Anak perempuan juga mendapat hak untuk mengenyam pendidikan seperti anak laki-laki. Banyak anak-anak perempuan Cina peranakan yang menempuh pendidikan barat. Pendidikan telah merubah kedudukan perempuan Cina yang semula terkungkung dan tidak dihargai menjadi perempuan yang sangat potensial dan maju. Pendidikan membawa dampak pada lingkungan masyarakat Cina peranakan yaitu bahwa kekuasaan politik, ekonomi dan sosial terbagi rata antara laki-laki dan perempuan. Tradisi pingitan dan pemilihan jodoh oleh orang tua tidak berlaku lagi di lingkungan masyarakat Cina peranakan. Perempuan Cina di lingkungan masyarakat Cina peranakan dapat menentukan sendiri teman hidupnya dan setelah menikah ia dapat menentukan tempat tinggalnya sendiri. Ia dapat tinggal di rumah suaminya (patrilokal), di rumah keluarganya sendiri (matrilokal) atau di rumah pribadi (neolokal).
Dalam hal hak waris, anak perempuan mendapat hak waris sama besarnya seperti anak laki-laki. Demikian juga dalam hal merawat abu jenasah leluhur dan pelaksanaan pemujaan leluhur, anak perempuan juga diberi hak dan kesempatan.  
Sikap demokratis dalam keluarga Cina peranakan sangat menonjol. Tidak ada pembagian yang tegas dalam tugas yang harus ditangani laki-laki atau perempuan. Laki-laki (ayah) dapat melakukan tugas-tugas domestik yang meliputi tugas kerumahtanggaan dan perempuan (ibu) dapat melakukan tugas-tugas di luar rumah. Yang lebih diutamakan dalam keluarga adalah keharmonisan lahir dan batin.  
Secara umum di Lasem saat ini tidak tampak perbedaan yang terlalu menyolok antara golongan masyarakat Cina totok dan Cina peranakan. Hal ini dapat dimaklumi karena setelah sekian abad menetap di Indonesai maka keturunan masyarakat Cina totok sudah berasimilasi dengan masyarakat setempat dan kehidupannya tidak ekslusif lagi. 
Keberhasilan di bidang ekonomi dan perdagangan yang dilakukan oleh orang-orang Cina dipengaruhi oleh beberapa faktor, yaitu antara lain etos kerja yang dipengaruhi oleh kepercayaan yang sudah berakar dalam kehidupan masyarakar Cina, kebijakan pemerintah Belanda pada jaman penjajahan, kebijakan pemerintah Indonesia pada jaman setelah kemerdekaan dan kondisi lingkungan setempat.

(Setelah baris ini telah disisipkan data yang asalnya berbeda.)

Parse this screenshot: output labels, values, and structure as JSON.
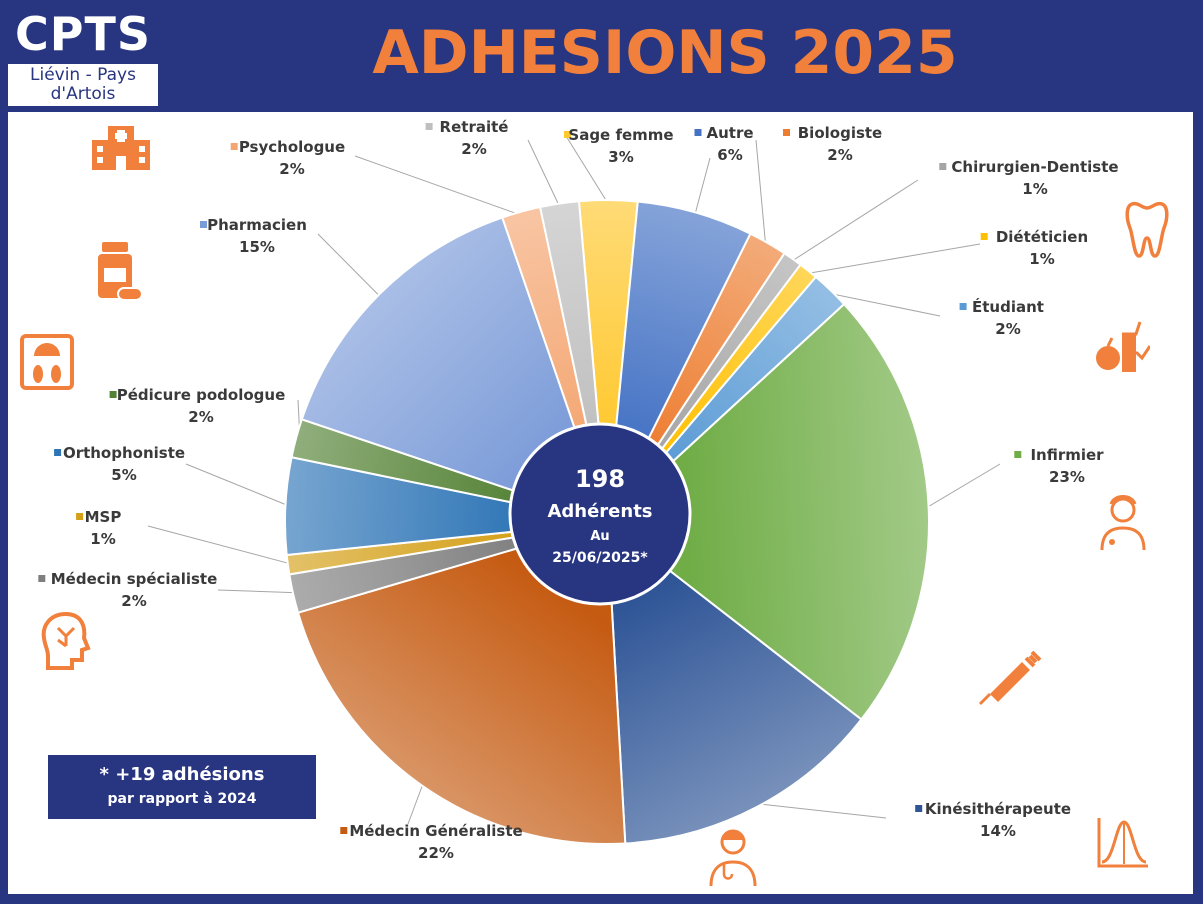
{
  "logo": {
    "main": "CPTS",
    "line1": "Liévin - Pays",
    "line2": "d'Artois"
  },
  "title": "ADHESIONS 2025",
  "center": {
    "count": "198",
    "label": "Adhérents",
    "date_prefix": "Au",
    "date": "25/06/2025*"
  },
  "note": {
    "line1": "* +19 adhésions",
    "line2": "par rapport à 2024"
  },
  "icons": [
    "hospital-icon",
    "medicine-bottle-icon",
    "weighing-scale-icon",
    "brain-head-icon",
    "tooth-icon",
    "diet-apple-icon",
    "nurse-icon",
    "syringe-icon",
    "doctor-icon",
    "bell-curve-icon"
  ],
  "colors": {
    "background": "#283580",
    "accent": "#f0803c"
  },
  "chart_data": {
    "type": "pie",
    "title": "ADHESIONS 2025",
    "slices": [
      {
        "label": "Sage femme",
        "value": 3,
        "display": "3%",
        "color": "#ffc82e"
      },
      {
        "label": "Autre",
        "value": 6,
        "display": "6%",
        "color": "#4472c4"
      },
      {
        "label": "Biologiste",
        "value": 2,
        "display": "2%",
        "color": "#ed7d31"
      },
      {
        "label": "Chirurgien-Dentiste",
        "value": 1,
        "display": "1%",
        "color": "#a5a5a5"
      },
      {
        "label": "Diététicien",
        "value": 1,
        "display": "1%",
        "color": "#ffc000"
      },
      {
        "label": "Étudiant",
        "value": 2,
        "display": "2%",
        "color": "#5b9bd5"
      },
      {
        "label": "Infirmier",
        "value": 23,
        "display": "23%",
        "color": "#70ad47"
      },
      {
        "label": "Kinésithérapeute",
        "value": 14,
        "display": "14%",
        "color": "#2f5597"
      },
      {
        "label": "Médecin Généraliste",
        "value": 22,
        "display": "22%",
        "color": "#c55a11"
      },
      {
        "label": "Médecin spécialiste",
        "value": 2,
        "display": "2%",
        "color": "#7f7f7f"
      },
      {
        "label": "MSP",
        "value": 1,
        "display": "1%",
        "color": "#d4a017"
      },
      {
        "label": "Orthophoniste",
        "value": 5,
        "display": "5%",
        "color": "#2e75b6"
      },
      {
        "label": "Pédicure podologue",
        "value": 2,
        "display": "2%",
        "color": "#548235"
      },
      {
        "label": "Pharmacien",
        "value": 15,
        "display": "15%",
        "color": "#7b9bd8"
      },
      {
        "label": "Psychologue",
        "value": 2,
        "display": "2%",
        "color": "#f4a672"
      },
      {
        "label": "Retraité",
        "value": 2,
        "display": "2%",
        "color": "#bfbfbf"
      }
    ]
  }
}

Etos kerja yang hidup dalam lingkungan masyarakat Cina dipengaruhi oleh kepercayaan Confucius. Ajaran Confucius menyebutkan bahwa realitas kehidupan di dunia harus benar-benar dilaksanakan dan diamalkan sehingga akan tercipta hubungan yang harmonis, adil, yang akan membawa masyarakat pada kehidupan yang ideal. Ajaran Confucius menekankan penghormatan kepada keluarga, terutama kepada orang tua dan nenek moyang. Bila dalam setiap keluarga terjadi hubungan yang harmonis, maka dapat diharapkan kehidupan masyarakat luas juga akan tenteram dan damai. Bakti dan penghormatan kepada orang tua dan keluarga dihubungkan dengan upaya untuk mensejahterakan seluruh keluarga, yang harus dilakukan melalui kerja keras. Bakti dan penghormaran anak kepada orang tua salah satunya diwujudkan dengan prestasi kerja/karya yang baik. Dengan demikian kita melihat bahwa ada hubungan antara ajaran Confucius dengan keluarga dan kerja, yang dapat digambarkan sebagai berikut:
Gambar 3. Hubungan Antara Ajaran Confusius, Kerja dan Keluarga

Kerja keras bagi masyarakat Cina identik dengan upaya untuk membahagiakan orang tua dan leluhur, yang balasannya adalah pahala dan kesejahteran abadi di akherat kelak. Selain itu ajaran Confucius juga mengajarkan kesederhanaan, sikap hemat, disiplin, tekun dan teliti, yang kesemuanya sangat menunjang keberhasilan usaha perdagangan yang dilakukan oleh orang-orang Cina di Indonesia.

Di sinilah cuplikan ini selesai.